O relator do caso, Desembargador Gilberto Giraldelli, rejeitou os argumentos defensivos, pontuando que o recurso não deve servir para rediscutir o mérito de questões já decididas.
A atual defesa de Luiz Eduardo argumentou que houve deficiência técnica dos advogados anteriores, que não teriam solicitado provas como a reprodução simulada dos fatos ou exames de balística. O Tribunal, no entanto, esclareceu que a mudança de estratégia entre diferentes advogados não anula o processo.
Outro ponto central foi a tentativa de incluir um estudo técnico de geolocalização que supostamente demonstraria que o réu buscou auxílio policial antes do crime. O Tribunal destacou que tal documento foi apresentado de forma tardia e não é capaz de anular a acusação de forma imediata.
Para os magistrados, a análise direta dessa prova nesta fase configuraria um salto nas etapas processuais, já que o material não passou pela análise do juiz de primeiro grau.

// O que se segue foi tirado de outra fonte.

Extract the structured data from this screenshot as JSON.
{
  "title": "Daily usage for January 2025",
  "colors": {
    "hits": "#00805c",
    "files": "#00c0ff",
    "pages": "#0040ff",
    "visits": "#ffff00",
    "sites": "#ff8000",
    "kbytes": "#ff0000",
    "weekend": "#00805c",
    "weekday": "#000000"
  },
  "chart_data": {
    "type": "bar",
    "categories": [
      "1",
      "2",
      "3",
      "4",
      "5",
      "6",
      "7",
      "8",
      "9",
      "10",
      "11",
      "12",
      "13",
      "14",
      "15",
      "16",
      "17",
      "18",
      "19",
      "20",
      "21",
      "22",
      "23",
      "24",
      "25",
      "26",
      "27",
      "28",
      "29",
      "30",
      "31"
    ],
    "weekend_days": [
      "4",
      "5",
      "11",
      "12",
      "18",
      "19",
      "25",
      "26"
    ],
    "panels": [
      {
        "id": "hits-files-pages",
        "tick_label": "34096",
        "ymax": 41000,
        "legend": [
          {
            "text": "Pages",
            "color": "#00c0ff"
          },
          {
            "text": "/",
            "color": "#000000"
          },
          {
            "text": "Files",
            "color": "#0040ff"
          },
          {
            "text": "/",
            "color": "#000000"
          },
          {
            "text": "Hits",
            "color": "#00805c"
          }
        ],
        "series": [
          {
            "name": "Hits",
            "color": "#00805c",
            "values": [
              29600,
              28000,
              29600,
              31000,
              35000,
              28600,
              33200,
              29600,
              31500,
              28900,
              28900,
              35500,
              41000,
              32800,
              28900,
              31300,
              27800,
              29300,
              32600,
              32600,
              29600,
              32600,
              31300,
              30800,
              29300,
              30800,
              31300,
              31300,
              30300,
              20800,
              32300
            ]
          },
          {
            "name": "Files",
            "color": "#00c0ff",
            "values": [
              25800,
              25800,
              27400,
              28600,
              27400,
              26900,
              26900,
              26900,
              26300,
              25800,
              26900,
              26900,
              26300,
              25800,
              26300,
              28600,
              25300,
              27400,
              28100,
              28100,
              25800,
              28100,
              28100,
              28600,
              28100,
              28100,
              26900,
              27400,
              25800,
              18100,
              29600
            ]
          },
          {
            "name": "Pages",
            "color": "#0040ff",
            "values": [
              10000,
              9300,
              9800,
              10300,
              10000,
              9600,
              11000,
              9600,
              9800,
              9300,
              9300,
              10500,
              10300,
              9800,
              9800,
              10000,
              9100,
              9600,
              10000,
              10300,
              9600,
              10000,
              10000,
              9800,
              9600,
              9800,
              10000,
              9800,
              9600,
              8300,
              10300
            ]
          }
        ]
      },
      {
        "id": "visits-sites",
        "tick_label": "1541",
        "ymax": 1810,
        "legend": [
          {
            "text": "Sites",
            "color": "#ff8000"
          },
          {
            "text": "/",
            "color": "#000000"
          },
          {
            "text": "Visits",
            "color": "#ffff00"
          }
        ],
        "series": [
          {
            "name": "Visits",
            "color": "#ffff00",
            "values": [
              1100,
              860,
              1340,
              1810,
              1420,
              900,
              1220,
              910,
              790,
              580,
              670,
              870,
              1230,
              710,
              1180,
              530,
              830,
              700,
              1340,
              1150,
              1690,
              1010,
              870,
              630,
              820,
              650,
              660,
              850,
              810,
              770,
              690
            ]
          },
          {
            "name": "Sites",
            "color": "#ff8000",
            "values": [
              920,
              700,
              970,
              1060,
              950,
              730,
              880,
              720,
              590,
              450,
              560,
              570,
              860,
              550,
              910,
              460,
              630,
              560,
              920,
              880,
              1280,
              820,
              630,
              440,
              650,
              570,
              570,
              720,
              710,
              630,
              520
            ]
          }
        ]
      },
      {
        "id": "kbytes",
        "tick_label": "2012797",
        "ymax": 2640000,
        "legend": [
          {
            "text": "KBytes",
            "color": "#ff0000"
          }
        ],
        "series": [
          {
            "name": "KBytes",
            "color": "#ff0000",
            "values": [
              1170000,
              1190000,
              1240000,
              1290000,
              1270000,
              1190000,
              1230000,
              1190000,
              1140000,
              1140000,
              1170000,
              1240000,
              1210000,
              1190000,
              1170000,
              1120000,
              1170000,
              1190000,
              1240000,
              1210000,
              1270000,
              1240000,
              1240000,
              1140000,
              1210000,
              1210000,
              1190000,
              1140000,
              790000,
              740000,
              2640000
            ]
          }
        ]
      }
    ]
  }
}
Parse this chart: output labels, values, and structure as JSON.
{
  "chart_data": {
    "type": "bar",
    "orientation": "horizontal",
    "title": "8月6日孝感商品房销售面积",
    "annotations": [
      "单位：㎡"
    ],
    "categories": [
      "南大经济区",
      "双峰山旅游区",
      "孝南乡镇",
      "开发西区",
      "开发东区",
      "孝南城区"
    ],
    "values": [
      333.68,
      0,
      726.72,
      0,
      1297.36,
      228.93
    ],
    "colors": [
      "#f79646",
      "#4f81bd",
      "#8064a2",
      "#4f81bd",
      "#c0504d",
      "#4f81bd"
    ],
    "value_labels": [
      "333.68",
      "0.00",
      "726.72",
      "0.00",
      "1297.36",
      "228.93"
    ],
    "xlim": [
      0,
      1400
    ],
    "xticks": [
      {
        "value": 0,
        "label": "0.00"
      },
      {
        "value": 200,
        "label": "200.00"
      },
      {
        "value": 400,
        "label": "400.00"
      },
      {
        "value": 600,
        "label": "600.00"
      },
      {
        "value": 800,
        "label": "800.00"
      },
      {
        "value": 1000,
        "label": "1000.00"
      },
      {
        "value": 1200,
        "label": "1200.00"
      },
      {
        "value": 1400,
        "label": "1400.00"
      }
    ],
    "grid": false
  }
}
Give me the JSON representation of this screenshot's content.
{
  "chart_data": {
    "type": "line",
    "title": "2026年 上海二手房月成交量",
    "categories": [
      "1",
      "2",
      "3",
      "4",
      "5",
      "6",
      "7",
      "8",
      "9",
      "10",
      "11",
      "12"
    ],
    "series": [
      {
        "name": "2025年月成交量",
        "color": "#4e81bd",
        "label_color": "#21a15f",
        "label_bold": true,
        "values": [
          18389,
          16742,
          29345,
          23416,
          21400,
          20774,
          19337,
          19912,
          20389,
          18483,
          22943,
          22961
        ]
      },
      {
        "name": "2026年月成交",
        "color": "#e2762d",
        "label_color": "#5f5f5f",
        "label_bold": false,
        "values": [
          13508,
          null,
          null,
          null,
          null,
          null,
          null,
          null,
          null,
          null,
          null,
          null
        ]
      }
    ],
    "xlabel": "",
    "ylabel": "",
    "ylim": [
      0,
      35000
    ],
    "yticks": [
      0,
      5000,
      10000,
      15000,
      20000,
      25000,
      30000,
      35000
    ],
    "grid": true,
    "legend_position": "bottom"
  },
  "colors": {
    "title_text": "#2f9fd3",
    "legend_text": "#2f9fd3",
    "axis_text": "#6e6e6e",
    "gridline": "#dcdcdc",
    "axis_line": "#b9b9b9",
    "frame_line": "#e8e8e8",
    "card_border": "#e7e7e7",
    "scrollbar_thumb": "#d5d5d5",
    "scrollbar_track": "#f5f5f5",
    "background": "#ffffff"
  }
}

Sobre a acusação de que a Justiça teria usado termos que prejulgam o réu, a Câmara Criminal entendeu que o acórdão manteve a sobriedade necessária. A decisão ressaltou que descrever os fatos e indícios de autoria é um dever do magistrado para fundamentar o envio do caso ao júri.
Com a rejeição dos embargos, a decisão que determina o julgamento de Luiz Eduardo de Figueiredo Rocha e Silva pelo Tribunal do Júri permanece integralmente mantida.
O caso
O assassinato ocorreu na noite de 9 de abril de 2025, após o acusado ter seu veículo Land Rover danificado por pedras arremessadas por Ney Müller Alves Pereira, que estava em aparente surto psicótico. Após tomar conhecimento dos danos, Luiz Eduardo jantou tranquilamente com sua família em um restaurante próximo ao local, e posteriormente levou os familiares para casa.
Em seguida, retornou armado às proximidades do local, onde iniciou uma busca pela vítima. Ao encontrá-la caminhando pela Avenida Edgar Vieira, o acusado teria reduzido a velocidade do veículo, abaixado o vidro e, com a arma em punho, efetuado um disparo certeiro na direção do rosto de Ney, que morreu no local.